We had limited electricity and an outside bathroom, and not even a fire to warm us up. So, after putting on all our clothes, we enjoyed our feast, listening to the songs of a shy local village boy who had come to earn a few Bolivianos. Money is scarce in these isolated, rural communities.

We woke up at 4am, still under the bright stars, moon-drenched mountains and in the bitter cold.

I couldn't feel my toes or fingers for the first hour or more as we made our way across the dusty, rubble track in the dark to San Antonio - an abandoned, ghost town that is thought to have been controlled by the Diablo (Devil).

Rub-a-dub-dub
As the sun burst over the mountains we entered the Eduardo Avaroa Parque Nacional, crossing frozen streams and bumping over rock-laden track - stopping for photographs and "el bano naturale"!

We drove through the gold mining settlement of Quetana Chico and onto the Polques aqua termales. It was freezing and we struggled in the wind, but we are hardened backpackers used to cold showers and a bit of dust so we stripped off and sprinted as fast as we could towards the pool.

Geysers and mud springs
Inside the hotspring it was absolutely divine just as long as we kept as much of ourselves as we could under the water. Still, when was the last time you took a hot bath at 4400m surrounded by mountains, desert and llamas?

After a brief stop at Laguna Verde and Laguna Blanco we headed through El Desierto de Dali - remiscent of the paintings of Salvador Dali and full of weird and wonderful petrified lava and onto the "Sol de Manana" - the geysers at 5000m.

It was colder than ever here and we felt a bit weak with the altitude, but it was great to stand among the plumes of sulphur.

Our accommodation that night was next to Lake Colarado, a huge red-coloured lake (because of the plankton and algae) home to hundreds of flamingos. Into bed after dinner with all our clothes on and extra blankets stolen from the other beds in the dorm.

Another early start, they were getting easier, to take us to the Desierto de Siloli to see a rock shaped like a tree and other petrified lava formations. We were now completely in desert, nearly 5,000m above sea level. Muy estrano.

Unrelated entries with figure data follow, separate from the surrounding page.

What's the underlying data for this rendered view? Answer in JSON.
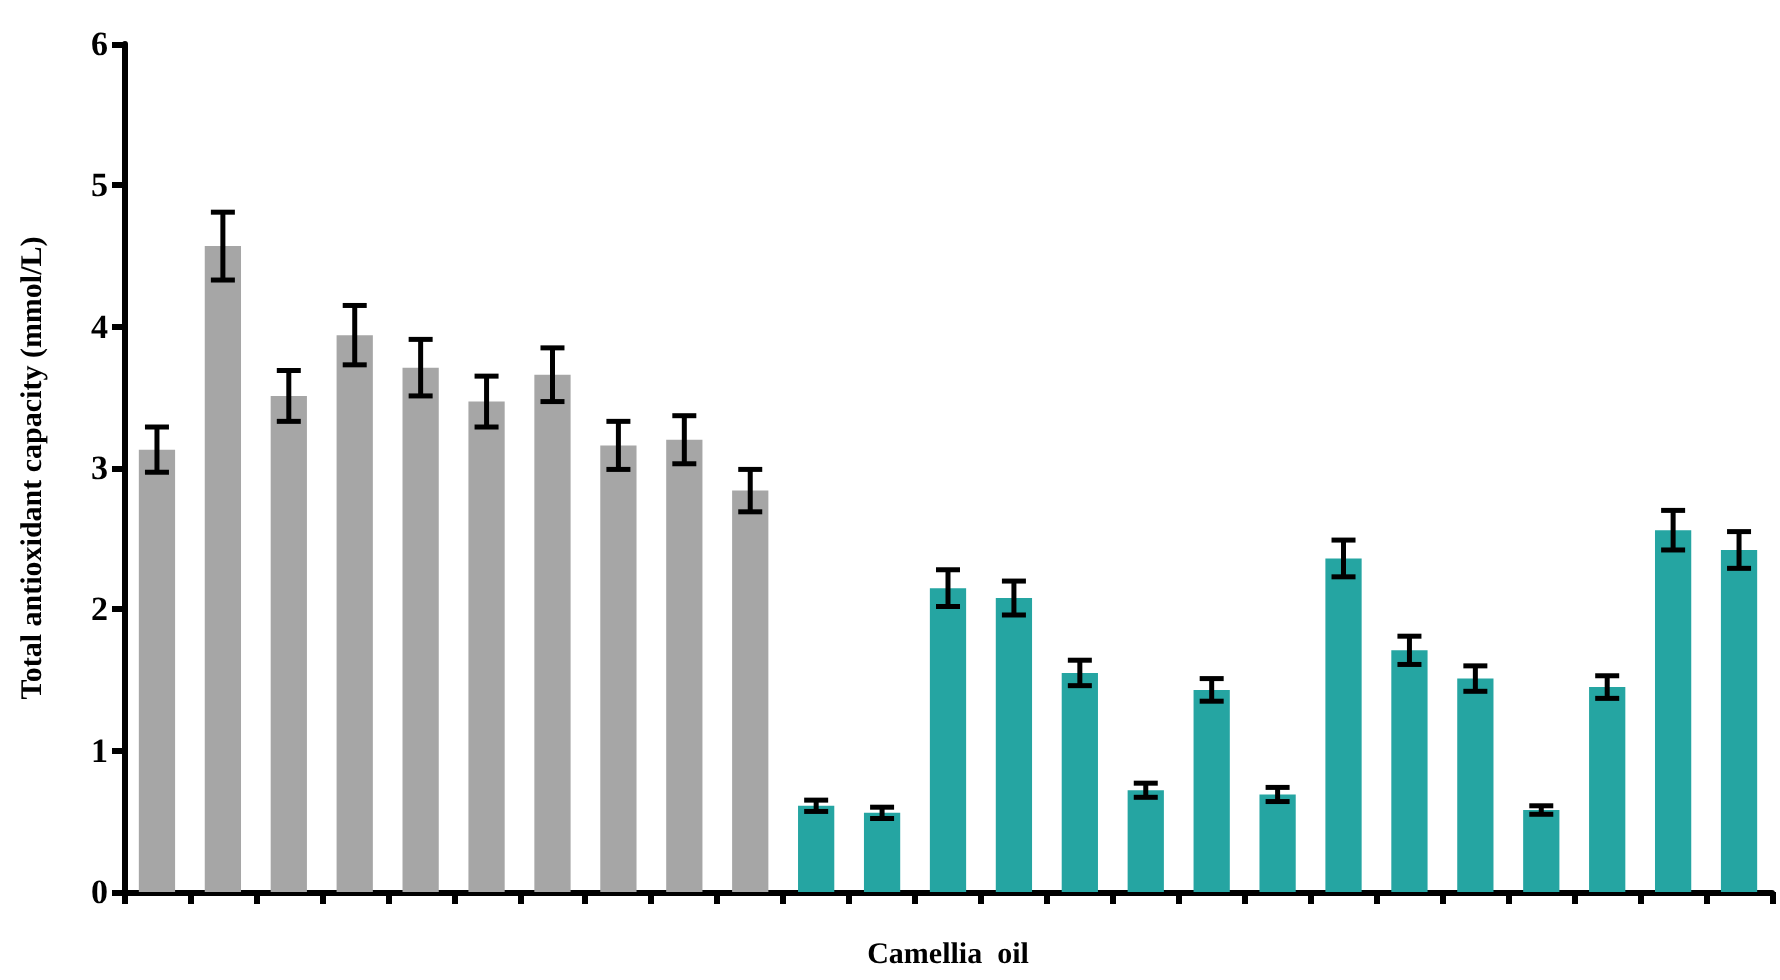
{
  "chart_data": {
    "type": "bar",
    "xlabel": "Camellia  oil",
    "ylabel": "Total antioxidant capacity (mmol/L)",
    "categories": [
      null,
      null,
      null,
      null,
      null,
      null,
      null,
      null,
      null,
      null,
      null,
      null,
      null,
      null,
      null,
      null,
      null,
      null,
      null,
      null,
      null,
      null,
      null,
      null,
      null
    ],
    "values": [
      3.13,
      4.57,
      3.51,
      3.94,
      3.71,
      3.47,
      3.66,
      3.16,
      3.2,
      2.84,
      0.61,
      0.56,
      2.15,
      2.08,
      1.55,
      0.72,
      1.43,
      0.69,
      2.36,
      1.71,
      1.51,
      0.58,
      1.45,
      2.56,
      2.42
    ],
    "errors": [
      0.16,
      0.24,
      0.18,
      0.21,
      0.2,
      0.18,
      0.19,
      0.17,
      0.17,
      0.15,
      0.04,
      0.04,
      0.13,
      0.12,
      0.09,
      0.05,
      0.08,
      0.05,
      0.13,
      0.1,
      0.09,
      0.03,
      0.08,
      0.14,
      0.13
    ],
    "colors": [
      "#a6a6a6",
      "#a6a6a6",
      "#a6a6a6",
      "#a6a6a6",
      "#a6a6a6",
      "#a6a6a6",
      "#a6a6a6",
      "#a6a6a6",
      "#a6a6a6",
      "#a6a6a6",
      "#25a5a2",
      "#25a5a2",
      "#25a5a2",
      "#25a5a2",
      "#25a5a2",
      "#25a5a2",
      "#25a5a2",
      "#25a5a2",
      "#25a5a2",
      "#25a5a2",
      "#25a5a2",
      "#25a5a2",
      "#25a5a2",
      "#25a5a2",
      "#25a5a2"
    ],
    "ylim": [
      0,
      6
    ],
    "yticks": [
      0,
      1,
      2,
      3,
      4,
      5,
      6
    ]
  }
}
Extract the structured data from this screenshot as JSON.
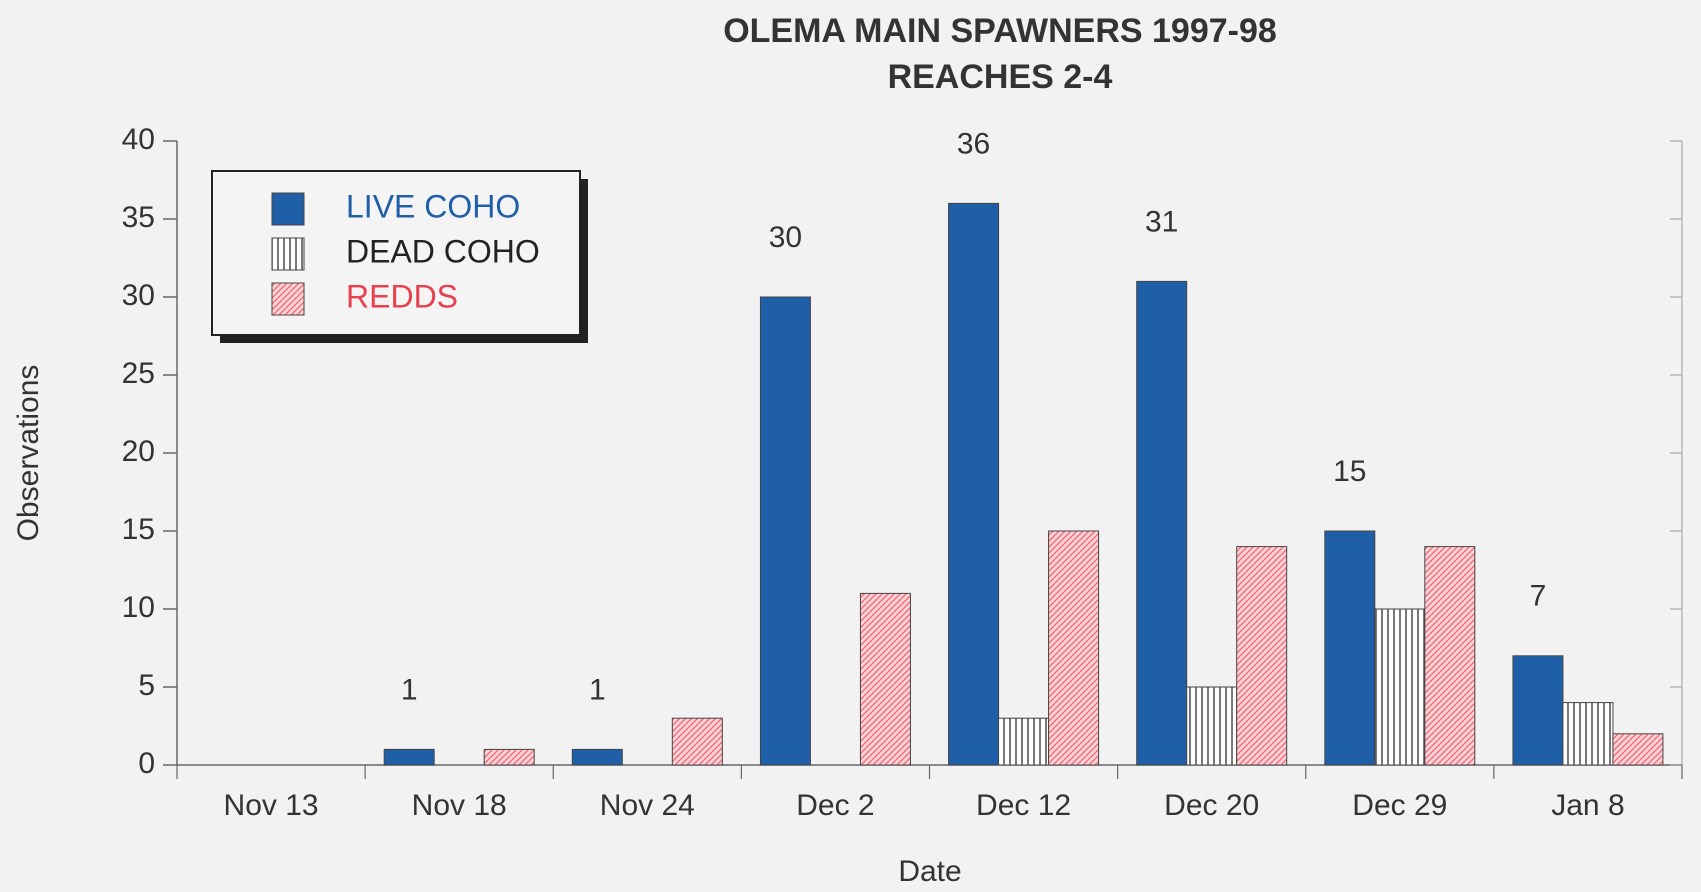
{
  "chart_data": {
    "type": "bar",
    "title": "OLEMA MAIN SPAWNERS 1997-98",
    "subtitle": "REACHES 2-4",
    "x_label": "Date",
    "y_label": "Observations",
    "categories": [
      "Nov 13",
      "Nov 18",
      "Nov 24",
      "Dec 2",
      "Dec 12",
      "Dec 20",
      "Dec 29",
      "Jan 8"
    ],
    "series": [
      {
        "name": "LIVE COHO",
        "color": "#1f5fa8",
        "pattern": "solid",
        "legend_text_color": "#1f5fa8",
        "data_labels": true,
        "values": [
          0,
          1,
          1,
          30,
          36,
          31,
          15,
          7
        ]
      },
      {
        "name": "DEAD COHO",
        "color": "#555555",
        "pattern": "vertical",
        "legend_text_color": "#222222",
        "values": [
          0,
          0,
          0,
          0,
          3,
          5,
          10,
          4
        ]
      },
      {
        "name": "REDDS",
        "color": "#ee6677",
        "pattern": "diagonal",
        "legend_text_color": "#e8404f",
        "values": [
          0,
          1,
          3,
          11,
          15,
          14,
          14,
          2
        ]
      }
    ],
    "ylim": [
      0,
      40
    ],
    "yticks": [
      0,
      5,
      10,
      15,
      20,
      25,
      30,
      35,
      40
    ],
    "legend": "upper left",
    "grid": false
  }
}
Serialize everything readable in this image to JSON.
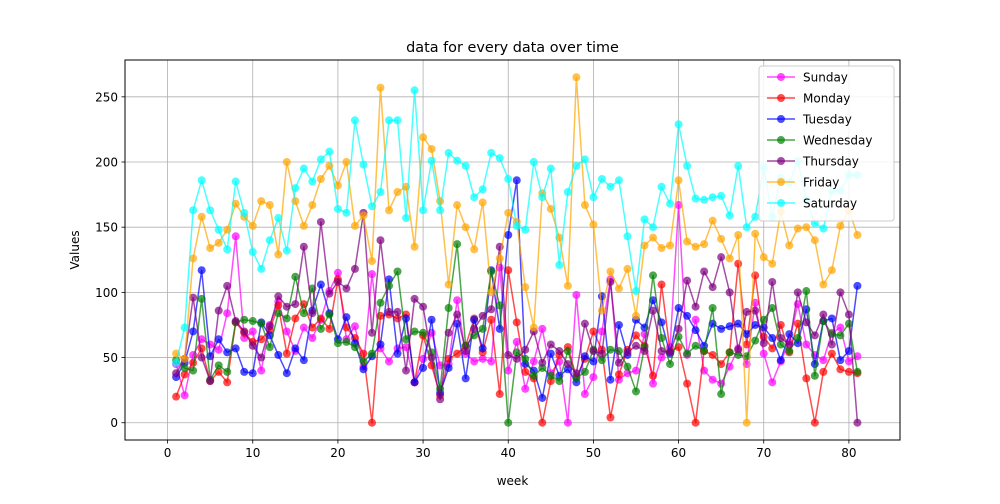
{
  "chart_data": {
    "type": "line",
    "title": "data for every data over time",
    "xlabel": "week",
    "ylabel": "Values",
    "xlim": [
      -5.0,
      86.0
    ],
    "ylim": [
      -13.25,
      278.25
    ],
    "xticks": [
      0,
      10,
      20,
      30,
      40,
      50,
      60,
      70,
      80
    ],
    "yticks": [
      0,
      50,
      100,
      150,
      200,
      250
    ],
    "grid": true,
    "legend_position": "top-right",
    "x": [
      1,
      2,
      3,
      4,
      5,
      6,
      7,
      8,
      9,
      10,
      11,
      12,
      13,
      14,
      15,
      16,
      17,
      18,
      19,
      20,
      21,
      22,
      23,
      24,
      25,
      26,
      27,
      28,
      29,
      30,
      31,
      32,
      33,
      34,
      35,
      36,
      37,
      38,
      39,
      40,
      41,
      42,
      43,
      44,
      45,
      46,
      47,
      48,
      49,
      50,
      51,
      52,
      53,
      54,
      55,
      56,
      57,
      58,
      59,
      60,
      61,
      62,
      63,
      64,
      65,
      66,
      67,
      68,
      69,
      70,
      71,
      72,
      73,
      74,
      75,
      76,
      77,
      78,
      79,
      80,
      81
    ],
    "series": [
      {
        "name": "Sunday",
        "color": "#ff00ff",
        "values": [
          45,
          21,
          52,
          64,
          60,
          56,
          84,
          143,
          65,
          70,
          40,
          75,
          93,
          70,
          55,
          73,
          65,
          79,
          101,
          115,
          64,
          74,
          43,
          114,
          57,
          47,
          57,
          58,
          31,
          49,
          69,
          44,
          45,
          94,
          53,
          47,
          49,
          47,
          119,
          40,
          62,
          26,
          47,
          72,
          38,
          47,
          0,
          98,
          22,
          35,
          70,
          110,
          33,
          38,
          40,
          68,
          30,
          50,
          58,
          167,
          52,
          79,
          40,
          33,
          30,
          43,
          57,
          45,
          92,
          53,
          31,
          47,
          62,
          91,
          60,
          52,
          48,
          69,
          73,
          47,
          51
        ]
      },
      {
        "name": "Monday",
        "color": "#ff0000",
        "values": [
          20,
          37,
          46,
          57,
          32,
          39,
          31,
          77,
          69,
          62,
          64,
          71,
          90,
          53,
          80,
          91,
          73,
          80,
          72,
          110,
          73,
          65,
          53,
          0,
          82,
          83,
          80,
          83,
          31,
          67,
          44,
          21,
          49,
          53,
          59,
          80,
          54,
          79,
          22,
          117,
          77,
          39,
          34,
          0,
          32,
          52,
          58,
          35,
          49,
          70,
          56,
          4,
          37,
          56,
          67,
          59,
          36,
          106,
          55,
          58,
          30,
          0,
          55,
          52,
          45,
          54,
          122,
          60,
          113,
          66,
          57,
          75,
          54,
          76,
          34,
          0,
          39,
          53,
          41,
          39,
          38
        ]
      },
      {
        "name": "Tuesday",
        "color": "#0000ff",
        "values": [
          35,
          46,
          70,
          117,
          51,
          64,
          54,
          57,
          39,
          38,
          77,
          67,
          52,
          38,
          57,
          48,
          86,
          106,
          84,
          64,
          81,
          61,
          41,
          51,
          60,
          110,
          53,
          80,
          31,
          42,
          79,
          23,
          42,
          76,
          34,
          79,
          57,
          117,
          72,
          144,
          186,
          45,
          40,
          19,
          53,
          36,
          41,
          31,
          51,
          47,
          97,
          33,
          75,
          52,
          79,
          73,
          94,
          77,
          53,
          88,
          82,
          71,
          59,
          76,
          72,
          74,
          76,
          68,
          75,
          73,
          65,
          48,
          68,
          61,
          87,
          45,
          78,
          80,
          48,
          55,
          105
        ]
      },
      {
        "name": "Wednesday",
        "color": "#008000",
        "values": [
          48,
          42,
          40,
          95,
          33,
          44,
          39,
          77,
          79,
          78,
          76,
          58,
          84,
          80,
          112,
          84,
          103,
          72,
          83,
          61,
          62,
          58,
          47,
          53,
          92,
          105,
          116,
          64,
          70,
          69,
          54,
          26,
          88,
          137,
          59,
          67,
          72,
          116,
          90,
          0,
          54,
          49,
          36,
          42,
          36,
          32,
          55,
          34,
          39,
          56,
          48,
          56,
          55,
          43,
          24,
          58,
          113,
          65,
          45,
          66,
          53,
          59,
          55,
          88,
          22,
          54,
          52,
          51,
          63,
          79,
          88,
          60,
          55,
          65,
          101,
          36,
          78,
          68,
          67,
          76,
          39
        ]
      },
      {
        "name": "Thursday",
        "color": "#800080",
        "values": [
          38,
          49,
          96,
          50,
          32,
          86,
          105,
          78,
          70,
          59,
          50,
          74,
          97,
          89,
          91,
          135,
          84,
          154,
          99,
          108,
          103,
          118,
          161,
          69,
          140,
          85,
          85,
          40,
          95,
          89,
          50,
          18,
          69,
          83,
          55,
          72,
          82,
          87,
          135,
          52,
          49,
          56,
          70,
          46,
          60,
          55,
          45,
          38,
          76,
          55,
          53,
          108,
          46,
          54,
          59,
          55,
          86,
          55,
          54,
          72,
          109,
          89,
          116,
          104,
          127,
          100,
          56,
          85,
          86,
          61,
          108,
          65,
          60,
          100,
          77,
          67,
          83,
          60,
          100,
          83,
          0
        ]
      },
      {
        "name": "Friday",
        "color": "#ffa500",
        "values": [
          53,
          49,
          126,
          158,
          134,
          138,
          148,
          168,
          158,
          151,
          170,
          167,
          129,
          200,
          170,
          151,
          167,
          187,
          197,
          182,
          200,
          151,
          159,
          124,
          257,
          163,
          177,
          181,
          135,
          219,
          210,
          170,
          106,
          167,
          150,
          133,
          169,
          100,
          126,
          161,
          154,
          104,
          73,
          176,
          164,
          142,
          105,
          265,
          167,
          152,
          86,
          116,
          103,
          118,
          82,
          136,
          142,
          134,
          136,
          186,
          139,
          135,
          137,
          155,
          141,
          126,
          144,
          0,
          145,
          127,
          122,
          162,
          136,
          149,
          150,
          140,
          106,
          117,
          151,
          163,
          144
        ]
      },
      {
        "name": "Saturday",
        "color": "#00ffff",
        "values": [
          46,
          73,
          163,
          186,
          163,
          148,
          133,
          185,
          161,
          131,
          118,
          140,
          157,
          132,
          180,
          195,
          185,
          202,
          208,
          164,
          161,
          232,
          198,
          166,
          177,
          232,
          232,
          157,
          255,
          163,
          201,
          163,
          207,
          201,
          197,
          173,
          179,
          207,
          203,
          187,
          151,
          148,
          200,
          173,
          195,
          121,
          177,
          197,
          202,
          173,
          187,
          181,
          186,
          143,
          101,
          156,
          150,
          181,
          168,
          229,
          197,
          172,
          171,
          173,
          174,
          159,
          197,
          150,
          158,
          196,
          158,
          188,
          184,
          201,
          171,
          153,
          149,
          178,
          178,
          190,
          190
        ]
      }
    ]
  }
}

We joined the laguna dots, visiting one after another to see more flamingos and watch them constantly snacking. And then on to a dust bowl of a settlement to see the tombs of the first inhabitants of the region, from pre-hispanic times. Nothing like a few explosed skeletons dressed in the rags they died in to give you the jitters.

One of many lagunas
That night we stayed on the cusp of the salt flats, in a hotel made completely of salts.

The walls, the furniture and even the beds were all made from solid blocks of sparkling salt. We crunched along the rock-salt floor to the salt-walled shower, then sat on my salt bed and plugged my camera into charge in the salt wall.

The next morning was what we had come for: Salar de Uyuni, the world's most famous salt flats. We drove across the water-logged part of the salt flats to watch sunrise in the middle of it - probably the best sunrise I have ever witnessed.

The salt hotel
The salt flats are indescribable, sucking all the colour out of the world and leaving just the vibrant blue of the sky and the dazzling white of the earth’s crust.

Everywhere we looked was white – just miles and miles of smooth, flat, sparkling white land joining the distant mountains that surrounded us.

Sunrise on the salt flats
As momentous as our first sighting of Salar de Uyuni was, every ounce of wonder and happiness had been hard earned in the cold and wind of the desert and mountains.

After a delicious breakfast of cake and cereals in the middle of nowhere, salt as far as the eye could see, we of course we made the obligatory stop so that we could take a hundred photographs that played with perspective. We had come prepared, bringing with us Godzilla himself and an almost-empty bottle of rum.